My temp gauge was spiking. Thermostat, hoses, cap, water pump, everything fine.
Had a head gasket job done, heads resurfaced, new water pump, new thermostat, new cap. Ran well for about 4000 miles, then compression started getting back into the system again. Blew a hose, then blew off part of the inside of the cap. Eventually blew radiator, and then blew the head gasket for real. All this with close and very careful monitoring.
It's too bad a car this nice is prone to this kind of thing. I will not rebuilding the engine or doing another head gasket job. This car is done.

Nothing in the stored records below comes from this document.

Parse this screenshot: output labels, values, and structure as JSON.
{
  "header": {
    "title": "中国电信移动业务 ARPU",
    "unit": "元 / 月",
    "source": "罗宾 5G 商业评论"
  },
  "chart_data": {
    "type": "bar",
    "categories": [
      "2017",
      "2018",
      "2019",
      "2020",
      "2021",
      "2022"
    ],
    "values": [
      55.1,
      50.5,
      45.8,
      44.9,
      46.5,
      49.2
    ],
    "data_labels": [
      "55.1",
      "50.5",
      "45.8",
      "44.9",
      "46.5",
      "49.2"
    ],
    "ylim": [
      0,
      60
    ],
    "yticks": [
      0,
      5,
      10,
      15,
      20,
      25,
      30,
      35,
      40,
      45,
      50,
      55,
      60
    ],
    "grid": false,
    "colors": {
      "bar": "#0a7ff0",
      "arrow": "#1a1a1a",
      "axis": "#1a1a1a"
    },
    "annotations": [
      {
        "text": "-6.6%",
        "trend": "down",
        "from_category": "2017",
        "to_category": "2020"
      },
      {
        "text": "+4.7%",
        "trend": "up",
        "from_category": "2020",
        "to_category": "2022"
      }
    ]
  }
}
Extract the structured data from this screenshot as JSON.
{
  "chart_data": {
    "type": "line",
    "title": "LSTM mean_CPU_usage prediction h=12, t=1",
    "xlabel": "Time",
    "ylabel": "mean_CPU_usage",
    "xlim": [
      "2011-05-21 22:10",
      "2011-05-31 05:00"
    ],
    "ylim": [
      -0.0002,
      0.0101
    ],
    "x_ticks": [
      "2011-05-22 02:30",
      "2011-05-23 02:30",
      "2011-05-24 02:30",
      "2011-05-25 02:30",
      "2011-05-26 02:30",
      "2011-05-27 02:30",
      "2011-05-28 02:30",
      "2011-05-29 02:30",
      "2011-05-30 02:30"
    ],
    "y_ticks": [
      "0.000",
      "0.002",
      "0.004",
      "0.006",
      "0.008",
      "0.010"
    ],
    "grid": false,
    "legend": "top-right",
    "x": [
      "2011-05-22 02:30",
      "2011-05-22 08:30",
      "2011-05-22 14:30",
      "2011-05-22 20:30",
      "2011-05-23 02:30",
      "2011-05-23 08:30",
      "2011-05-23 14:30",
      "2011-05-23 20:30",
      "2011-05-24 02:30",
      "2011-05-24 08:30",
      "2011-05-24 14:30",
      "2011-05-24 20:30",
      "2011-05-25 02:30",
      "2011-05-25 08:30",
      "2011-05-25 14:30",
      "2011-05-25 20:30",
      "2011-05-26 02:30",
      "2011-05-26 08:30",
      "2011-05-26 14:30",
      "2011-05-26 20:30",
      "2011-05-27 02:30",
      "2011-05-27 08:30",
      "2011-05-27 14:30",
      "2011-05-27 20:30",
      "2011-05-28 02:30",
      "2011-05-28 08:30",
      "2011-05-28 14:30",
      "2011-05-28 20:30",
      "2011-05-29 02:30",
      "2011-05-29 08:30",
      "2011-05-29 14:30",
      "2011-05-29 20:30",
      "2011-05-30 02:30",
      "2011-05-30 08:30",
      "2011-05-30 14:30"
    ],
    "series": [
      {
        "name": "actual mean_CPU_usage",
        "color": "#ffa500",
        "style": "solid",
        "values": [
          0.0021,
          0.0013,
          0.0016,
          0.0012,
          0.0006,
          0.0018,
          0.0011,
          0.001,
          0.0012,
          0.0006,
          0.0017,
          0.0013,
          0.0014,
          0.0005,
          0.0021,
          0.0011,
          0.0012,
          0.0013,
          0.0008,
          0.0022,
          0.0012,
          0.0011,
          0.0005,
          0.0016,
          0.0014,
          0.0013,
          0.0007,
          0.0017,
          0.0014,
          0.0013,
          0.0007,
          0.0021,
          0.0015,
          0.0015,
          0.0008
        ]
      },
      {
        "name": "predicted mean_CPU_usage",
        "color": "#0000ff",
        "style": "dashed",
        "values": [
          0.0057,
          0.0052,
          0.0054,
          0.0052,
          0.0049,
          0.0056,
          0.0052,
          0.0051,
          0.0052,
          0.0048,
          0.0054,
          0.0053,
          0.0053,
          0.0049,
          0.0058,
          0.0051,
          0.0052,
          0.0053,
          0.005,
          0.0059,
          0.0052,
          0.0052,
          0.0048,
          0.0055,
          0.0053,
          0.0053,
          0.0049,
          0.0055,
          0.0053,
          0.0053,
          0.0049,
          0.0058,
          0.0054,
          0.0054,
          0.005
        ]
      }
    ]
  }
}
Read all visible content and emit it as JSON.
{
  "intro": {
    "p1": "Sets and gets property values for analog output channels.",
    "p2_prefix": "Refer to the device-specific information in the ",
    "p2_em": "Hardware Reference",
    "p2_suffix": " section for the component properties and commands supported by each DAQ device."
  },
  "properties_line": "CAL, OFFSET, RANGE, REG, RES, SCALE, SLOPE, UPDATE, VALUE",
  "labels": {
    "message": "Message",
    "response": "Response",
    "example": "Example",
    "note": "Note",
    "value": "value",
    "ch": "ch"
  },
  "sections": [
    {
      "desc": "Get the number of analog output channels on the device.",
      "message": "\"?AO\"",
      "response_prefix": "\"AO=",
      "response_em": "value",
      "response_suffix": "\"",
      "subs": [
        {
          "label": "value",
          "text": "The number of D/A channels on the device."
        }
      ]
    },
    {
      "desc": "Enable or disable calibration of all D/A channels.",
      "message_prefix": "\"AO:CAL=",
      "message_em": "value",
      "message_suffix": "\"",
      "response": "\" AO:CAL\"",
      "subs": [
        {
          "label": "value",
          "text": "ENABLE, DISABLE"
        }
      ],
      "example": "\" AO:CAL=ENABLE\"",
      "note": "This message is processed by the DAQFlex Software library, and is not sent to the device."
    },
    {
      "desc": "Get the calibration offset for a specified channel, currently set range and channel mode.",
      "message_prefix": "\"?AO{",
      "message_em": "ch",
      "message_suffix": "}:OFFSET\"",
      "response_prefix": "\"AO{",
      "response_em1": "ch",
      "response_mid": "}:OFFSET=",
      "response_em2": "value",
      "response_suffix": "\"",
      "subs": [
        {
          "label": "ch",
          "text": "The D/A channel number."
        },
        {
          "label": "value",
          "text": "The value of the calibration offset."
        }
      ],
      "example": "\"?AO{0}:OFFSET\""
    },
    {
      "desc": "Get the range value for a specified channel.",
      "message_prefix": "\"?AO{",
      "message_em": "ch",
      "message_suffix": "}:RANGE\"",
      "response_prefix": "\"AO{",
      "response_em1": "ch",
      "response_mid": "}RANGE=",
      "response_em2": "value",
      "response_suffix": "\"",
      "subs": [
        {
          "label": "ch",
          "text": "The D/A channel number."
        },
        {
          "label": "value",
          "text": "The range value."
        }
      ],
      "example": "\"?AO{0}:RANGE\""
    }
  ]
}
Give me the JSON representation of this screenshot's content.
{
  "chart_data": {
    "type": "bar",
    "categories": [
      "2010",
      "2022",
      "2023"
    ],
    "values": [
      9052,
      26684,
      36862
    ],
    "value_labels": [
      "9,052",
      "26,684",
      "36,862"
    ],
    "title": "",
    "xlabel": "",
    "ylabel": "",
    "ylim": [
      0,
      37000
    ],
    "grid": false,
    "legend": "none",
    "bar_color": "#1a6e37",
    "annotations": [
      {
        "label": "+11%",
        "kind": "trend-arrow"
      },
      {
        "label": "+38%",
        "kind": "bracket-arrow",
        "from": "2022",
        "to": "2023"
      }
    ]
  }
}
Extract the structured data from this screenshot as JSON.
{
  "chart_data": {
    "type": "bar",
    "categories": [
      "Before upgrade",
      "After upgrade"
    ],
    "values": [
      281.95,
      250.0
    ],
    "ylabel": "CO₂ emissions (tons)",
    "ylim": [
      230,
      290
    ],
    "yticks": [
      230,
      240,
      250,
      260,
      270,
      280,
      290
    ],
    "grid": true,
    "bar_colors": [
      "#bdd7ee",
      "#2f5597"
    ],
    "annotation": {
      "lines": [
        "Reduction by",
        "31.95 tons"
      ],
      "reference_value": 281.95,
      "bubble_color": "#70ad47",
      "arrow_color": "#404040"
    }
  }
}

I have a 94 GS Type 2. The reason these engines develop BHG's is the EGR port (exhaust gas recirculation) port in the intake manifold clogs up with oil and carbon, and this causes excessive heat and pressure on parts of the head gasket, so it starts to seep and eventually fail. A lot of people change the head gaskets, but don't clean out the EGR, so the BHG happens again.
The other problem is the heads have very close tolerances, so if they are warped you have very little to work with to get the mating surface flat. If you mill them too much, the cam shaft will bind, and you are looking at buying new heads.
I have kept mine running by removing the thermostat, which prevents air pockets in the cooling system. The car uses about a quart of coolant / day, but it gets me around.. It's a hassle, but I love my Legend, and I'm afraid if I pull the heads, I will end up with a 2 ton paper weight.
I had the same problem; same year and type of car. Did the same thing, and the leaking made my timing belt fragile and it snapped, so I would replace the gasket before you have to replace the heads like I do.